There's plenty of light in here, but I still think this wall is begging for a huge mirror.  I'd want to find one big enough to cover the opening for the old stove vent.  Perhaps that's a job for Ikea.   I had originally considered a wall of open shelves here, but I think I have plans for those elsewhere, as you will see in a minute.  (The ledge on which the glasses sit came with the house.)

 This strange little cupboard built into the wall is a California Cooler.  It is basically the equivalent of an icebox and was used in the days before refrigeration.  Also a topic for another post.  Right now I'm using it for baking pans and the like, but you can see there's a ton of unused space near the top.  Need to add shelves stat!

This little nook next to the dining room door proved to be a perfect spot to hang pots and pans -- since there was nowhere else to put them. 

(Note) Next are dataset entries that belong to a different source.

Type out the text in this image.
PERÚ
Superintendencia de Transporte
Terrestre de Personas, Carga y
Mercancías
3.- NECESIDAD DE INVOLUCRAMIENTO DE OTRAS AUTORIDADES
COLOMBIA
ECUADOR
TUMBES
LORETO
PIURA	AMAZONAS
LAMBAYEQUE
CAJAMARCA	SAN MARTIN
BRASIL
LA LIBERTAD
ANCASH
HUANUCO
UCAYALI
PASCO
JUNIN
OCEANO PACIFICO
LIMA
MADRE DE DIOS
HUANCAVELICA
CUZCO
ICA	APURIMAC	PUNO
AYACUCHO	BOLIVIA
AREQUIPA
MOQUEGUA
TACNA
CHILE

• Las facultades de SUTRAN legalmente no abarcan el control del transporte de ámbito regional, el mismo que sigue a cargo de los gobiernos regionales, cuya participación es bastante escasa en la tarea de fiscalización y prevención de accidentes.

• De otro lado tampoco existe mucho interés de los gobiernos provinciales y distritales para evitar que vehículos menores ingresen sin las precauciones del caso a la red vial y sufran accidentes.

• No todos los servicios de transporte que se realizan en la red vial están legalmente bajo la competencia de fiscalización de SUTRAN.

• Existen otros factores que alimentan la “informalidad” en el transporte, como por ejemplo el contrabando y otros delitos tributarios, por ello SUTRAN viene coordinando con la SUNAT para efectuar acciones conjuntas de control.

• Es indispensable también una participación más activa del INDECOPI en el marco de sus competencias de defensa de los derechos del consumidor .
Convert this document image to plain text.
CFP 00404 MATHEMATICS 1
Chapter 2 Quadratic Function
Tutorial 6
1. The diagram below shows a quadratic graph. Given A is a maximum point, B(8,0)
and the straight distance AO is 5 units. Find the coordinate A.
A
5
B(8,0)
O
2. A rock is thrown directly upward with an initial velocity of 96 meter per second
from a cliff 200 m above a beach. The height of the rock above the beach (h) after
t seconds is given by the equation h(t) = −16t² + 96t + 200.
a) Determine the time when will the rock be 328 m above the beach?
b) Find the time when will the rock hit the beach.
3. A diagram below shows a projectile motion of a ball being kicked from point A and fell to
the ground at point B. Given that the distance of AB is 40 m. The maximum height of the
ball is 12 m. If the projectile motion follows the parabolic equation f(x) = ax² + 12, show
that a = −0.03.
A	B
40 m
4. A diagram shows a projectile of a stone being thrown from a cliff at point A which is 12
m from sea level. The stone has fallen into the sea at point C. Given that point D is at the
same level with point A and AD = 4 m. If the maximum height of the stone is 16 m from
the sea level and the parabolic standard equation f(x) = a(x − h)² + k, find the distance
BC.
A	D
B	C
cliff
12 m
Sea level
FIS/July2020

Here is the kids corner.  My girls sit at the little table for crafts and to eat their breakfast and lunch.  This little nook has given me so many fits in terms of what to put here.  But that's a topic for a future post.  I keep changing my mind, but I'm currently considering built-in shelves floor to ceiling -- a project I think I can do myself.  For now, the ticking stripe curtains are hiding cubbies full of art supplies for my girls.  That shelf near the top was there when we moved in and it looks fairly easy to replicate.  On top of the shelf, the left basket holds picnic supplies while the right one holds extra paper towels.  

This is the second place I've lived in with commercial grade vinyl tiles -- the kind you might see in a grocery store or school.  I love them!  They look clean, even if they are dirty and they are SO durable.   The pattern in which they were laid would probably not be my first choice, but they kind of lead the eye diagonally across the room, making it feel bigger.

The fridge.  Oh boy, did I agonize over that choice since I never saw it in person before ordering.  I insisted on getting something counter-depth so it wouldn't stick out beyond that wall next to the garage door.  It is extra tall, and with only 13.8 cubic feet of storage, the interior is small.  But the layout is so efficient we can fit a week's worth of food for a family of four.  Again, perhaps a post for another day if folks want to know more.  Anyway, it has a sleek, white glossy finish, rather than pebbled, and I dig those handles.  Next to the fridge is the Ikea shelf from our previous kitchen to add more storage.

Our island is actually the portable dishwasher, since the kitchen came without one.  I added a remnant piece of butcher block cut larger than the top and mounted a small towel bar to the underside to hide the power and sink hook-ups, which feed into that slot on the back.  It's funny, we've had so many visitors comment on our small island, and they are so surprised to find out it's actually a dishwasher.  That was my goal!  I basically do 100% of our food prep on that little butcher block rectangle. 

The counters, oy.  I dislike the tiled counters, but at least they are white.   What I do love are the porcelain undermount sink, the wall-mounted faucet, and the original subway tiles on the backsplash. 

So there it is.  I have lots of topics for future posts here.  We won't be doing any kind of remodel to this kitchen in the near future.  Our 1925 house has some dry rot issues to be dealt with and the frame needs to be bolted to the foundation since we live in earthquake country.  So any extra funds are going to that for now.  In the meantime, I do want to come up with some clever, inexpensive solutions to make it more workable.  Any ideas are welcome!